A recent experiment conducted at CERN led to a breakthrough achievement in the field of Physics that may even form the basis of a new Physics stream in the future. One of the scientists behind this breakthrough regarding anti-matter included Sameed Muhammed, a Pakistani physicist, who was an integral part of the team. The experiment, which measured the hyperfine splitting of anti-hydrogen, is the first such measurement in a system of pure anti-matter.
Traditional physics states that matter and anti-matter are always produced in equal amounts and that the physical properties of matter and antimatter are identical. However, observing the stars and galaxies reveals that the universe is made almost entirely of matter and very little antimatter. This suggests that some of the features of matter must be different from antimatter, prompting scientists to carefully measure their properties and look for small differences.
In the hydrogen atom, for example, the hyperfine splitting is caused when the magnetic moments of the nucleus and the orbiting electron interact with each other, resulting in two energy levels. The energy difference between the two levels, measured in photon frequency, is 1.420405751773 ± 0.000000000001 GHz for the hydrogen atom.

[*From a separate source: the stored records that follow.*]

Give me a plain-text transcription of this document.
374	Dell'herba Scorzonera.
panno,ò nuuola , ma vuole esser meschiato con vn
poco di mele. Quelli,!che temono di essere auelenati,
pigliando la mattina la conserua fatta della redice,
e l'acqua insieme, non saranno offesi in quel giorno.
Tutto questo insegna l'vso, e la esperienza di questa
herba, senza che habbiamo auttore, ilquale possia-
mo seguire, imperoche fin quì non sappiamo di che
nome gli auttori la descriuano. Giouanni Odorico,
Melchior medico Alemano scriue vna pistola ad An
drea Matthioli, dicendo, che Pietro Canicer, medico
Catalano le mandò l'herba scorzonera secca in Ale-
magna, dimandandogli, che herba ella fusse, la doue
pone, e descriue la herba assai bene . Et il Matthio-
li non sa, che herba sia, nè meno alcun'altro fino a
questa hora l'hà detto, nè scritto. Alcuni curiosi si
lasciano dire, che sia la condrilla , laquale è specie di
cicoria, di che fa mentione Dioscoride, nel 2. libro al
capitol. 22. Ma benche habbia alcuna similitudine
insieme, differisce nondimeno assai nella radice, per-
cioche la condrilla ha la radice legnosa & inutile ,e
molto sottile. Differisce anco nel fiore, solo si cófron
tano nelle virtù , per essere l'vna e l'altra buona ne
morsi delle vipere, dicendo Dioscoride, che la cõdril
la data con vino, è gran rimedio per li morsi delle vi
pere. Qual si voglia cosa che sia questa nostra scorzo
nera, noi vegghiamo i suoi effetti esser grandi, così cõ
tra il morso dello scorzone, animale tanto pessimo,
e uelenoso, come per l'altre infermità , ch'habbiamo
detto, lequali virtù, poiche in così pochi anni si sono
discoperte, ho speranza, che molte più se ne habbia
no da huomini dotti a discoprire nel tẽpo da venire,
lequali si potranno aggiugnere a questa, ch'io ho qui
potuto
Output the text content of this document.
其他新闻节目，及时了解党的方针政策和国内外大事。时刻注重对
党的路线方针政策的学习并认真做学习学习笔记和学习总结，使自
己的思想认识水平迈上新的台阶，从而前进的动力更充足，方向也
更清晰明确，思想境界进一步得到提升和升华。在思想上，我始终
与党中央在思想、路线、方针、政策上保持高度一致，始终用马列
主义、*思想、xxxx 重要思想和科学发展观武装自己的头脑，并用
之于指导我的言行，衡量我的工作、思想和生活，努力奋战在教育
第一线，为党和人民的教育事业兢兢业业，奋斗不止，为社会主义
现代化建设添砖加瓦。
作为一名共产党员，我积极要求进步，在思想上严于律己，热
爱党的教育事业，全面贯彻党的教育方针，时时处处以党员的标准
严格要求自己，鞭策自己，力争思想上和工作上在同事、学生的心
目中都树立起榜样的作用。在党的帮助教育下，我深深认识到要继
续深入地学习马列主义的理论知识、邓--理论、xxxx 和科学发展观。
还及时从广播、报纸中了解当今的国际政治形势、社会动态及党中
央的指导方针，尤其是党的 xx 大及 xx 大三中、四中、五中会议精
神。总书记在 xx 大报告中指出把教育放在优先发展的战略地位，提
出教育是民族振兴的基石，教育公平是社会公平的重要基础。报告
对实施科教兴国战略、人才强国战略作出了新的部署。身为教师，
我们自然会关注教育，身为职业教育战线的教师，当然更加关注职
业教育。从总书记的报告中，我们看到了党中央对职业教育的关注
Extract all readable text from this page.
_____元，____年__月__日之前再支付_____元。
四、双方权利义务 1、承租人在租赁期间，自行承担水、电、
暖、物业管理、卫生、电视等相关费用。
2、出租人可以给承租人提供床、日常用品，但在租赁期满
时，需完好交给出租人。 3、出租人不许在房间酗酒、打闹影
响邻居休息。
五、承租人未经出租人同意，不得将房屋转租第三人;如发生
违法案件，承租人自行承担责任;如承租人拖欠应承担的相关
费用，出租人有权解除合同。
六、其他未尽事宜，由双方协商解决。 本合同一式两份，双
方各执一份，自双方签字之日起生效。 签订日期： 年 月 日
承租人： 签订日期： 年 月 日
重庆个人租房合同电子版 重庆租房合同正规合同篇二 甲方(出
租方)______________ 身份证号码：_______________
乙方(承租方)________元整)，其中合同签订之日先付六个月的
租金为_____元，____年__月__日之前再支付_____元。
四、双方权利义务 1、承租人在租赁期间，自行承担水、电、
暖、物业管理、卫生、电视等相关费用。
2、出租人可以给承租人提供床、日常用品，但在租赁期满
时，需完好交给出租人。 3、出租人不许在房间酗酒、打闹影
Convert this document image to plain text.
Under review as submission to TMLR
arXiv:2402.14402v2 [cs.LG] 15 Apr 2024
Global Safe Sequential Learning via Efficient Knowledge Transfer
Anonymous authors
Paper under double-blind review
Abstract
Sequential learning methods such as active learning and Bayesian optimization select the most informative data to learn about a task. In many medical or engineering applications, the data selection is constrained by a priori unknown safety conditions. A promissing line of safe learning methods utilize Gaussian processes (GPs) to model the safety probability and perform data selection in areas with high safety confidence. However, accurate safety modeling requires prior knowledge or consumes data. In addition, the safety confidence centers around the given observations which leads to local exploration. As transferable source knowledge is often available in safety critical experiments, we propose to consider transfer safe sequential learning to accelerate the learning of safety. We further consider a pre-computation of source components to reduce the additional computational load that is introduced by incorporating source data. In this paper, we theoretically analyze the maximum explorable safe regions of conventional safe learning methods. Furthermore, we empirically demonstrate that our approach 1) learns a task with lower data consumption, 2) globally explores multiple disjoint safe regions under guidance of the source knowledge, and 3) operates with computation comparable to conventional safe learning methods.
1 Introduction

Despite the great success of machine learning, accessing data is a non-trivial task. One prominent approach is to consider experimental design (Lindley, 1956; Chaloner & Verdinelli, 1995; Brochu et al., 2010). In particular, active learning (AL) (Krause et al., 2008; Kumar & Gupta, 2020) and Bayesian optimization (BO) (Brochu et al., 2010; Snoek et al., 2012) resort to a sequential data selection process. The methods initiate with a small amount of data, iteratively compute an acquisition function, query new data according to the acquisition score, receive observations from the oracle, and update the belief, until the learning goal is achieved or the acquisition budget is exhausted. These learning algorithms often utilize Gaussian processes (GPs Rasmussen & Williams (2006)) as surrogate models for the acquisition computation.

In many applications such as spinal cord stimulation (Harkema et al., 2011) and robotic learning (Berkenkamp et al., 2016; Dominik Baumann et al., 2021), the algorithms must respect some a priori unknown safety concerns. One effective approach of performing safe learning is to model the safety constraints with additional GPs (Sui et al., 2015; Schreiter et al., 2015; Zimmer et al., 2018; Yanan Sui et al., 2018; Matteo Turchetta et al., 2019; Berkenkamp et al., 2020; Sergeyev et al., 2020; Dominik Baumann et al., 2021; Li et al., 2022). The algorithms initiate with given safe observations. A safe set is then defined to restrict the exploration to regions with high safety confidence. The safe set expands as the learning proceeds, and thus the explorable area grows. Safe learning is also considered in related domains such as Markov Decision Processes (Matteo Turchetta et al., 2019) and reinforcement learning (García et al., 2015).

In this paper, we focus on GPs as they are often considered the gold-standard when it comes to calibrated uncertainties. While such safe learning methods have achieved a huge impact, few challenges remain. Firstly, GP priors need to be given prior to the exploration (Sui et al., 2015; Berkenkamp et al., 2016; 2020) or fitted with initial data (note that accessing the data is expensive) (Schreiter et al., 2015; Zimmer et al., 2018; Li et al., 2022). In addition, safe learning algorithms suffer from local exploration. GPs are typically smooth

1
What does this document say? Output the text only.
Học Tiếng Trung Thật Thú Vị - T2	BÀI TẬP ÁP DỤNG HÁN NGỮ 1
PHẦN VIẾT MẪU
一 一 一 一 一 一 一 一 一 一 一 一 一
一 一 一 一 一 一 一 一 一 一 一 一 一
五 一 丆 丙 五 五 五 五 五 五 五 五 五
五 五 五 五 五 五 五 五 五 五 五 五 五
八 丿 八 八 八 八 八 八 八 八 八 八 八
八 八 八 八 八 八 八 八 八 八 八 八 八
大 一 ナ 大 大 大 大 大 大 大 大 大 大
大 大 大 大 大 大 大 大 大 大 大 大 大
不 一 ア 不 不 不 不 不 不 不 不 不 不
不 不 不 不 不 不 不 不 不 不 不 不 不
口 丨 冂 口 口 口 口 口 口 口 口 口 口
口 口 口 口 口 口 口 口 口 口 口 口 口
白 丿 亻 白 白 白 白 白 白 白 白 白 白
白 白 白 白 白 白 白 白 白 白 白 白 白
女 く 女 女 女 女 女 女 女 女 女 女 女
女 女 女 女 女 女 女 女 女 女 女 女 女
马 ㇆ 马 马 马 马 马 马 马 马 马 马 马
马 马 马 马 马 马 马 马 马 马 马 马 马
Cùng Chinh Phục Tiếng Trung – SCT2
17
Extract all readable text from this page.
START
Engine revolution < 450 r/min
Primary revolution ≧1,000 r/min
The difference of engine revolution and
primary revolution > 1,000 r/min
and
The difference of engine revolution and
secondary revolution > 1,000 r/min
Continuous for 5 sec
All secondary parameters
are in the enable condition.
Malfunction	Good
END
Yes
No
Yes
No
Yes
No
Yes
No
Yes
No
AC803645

In this latest experiment, the team measured the hyperfine splitting of the anti-hydrogen atom as 1.420 ± 0.0005 GHz, a precision of four parts in 10,000. Although the result is consistent with the prediction of traditional physics that matter and anti-matter have identical properties, this was a key measurement in fundamental Physics and was subsequently published in Nature – a leading Science journal.
Given the extreme difficulty of producing, trapping, and measuring anti-matter, this result was a major technical achievement and opens the way for new measurements to take place in the near future. In particular, researchers can now begin to investigate how antimatter interacts with gravity – whether it falls down on earth with the same acceleration as normal matter.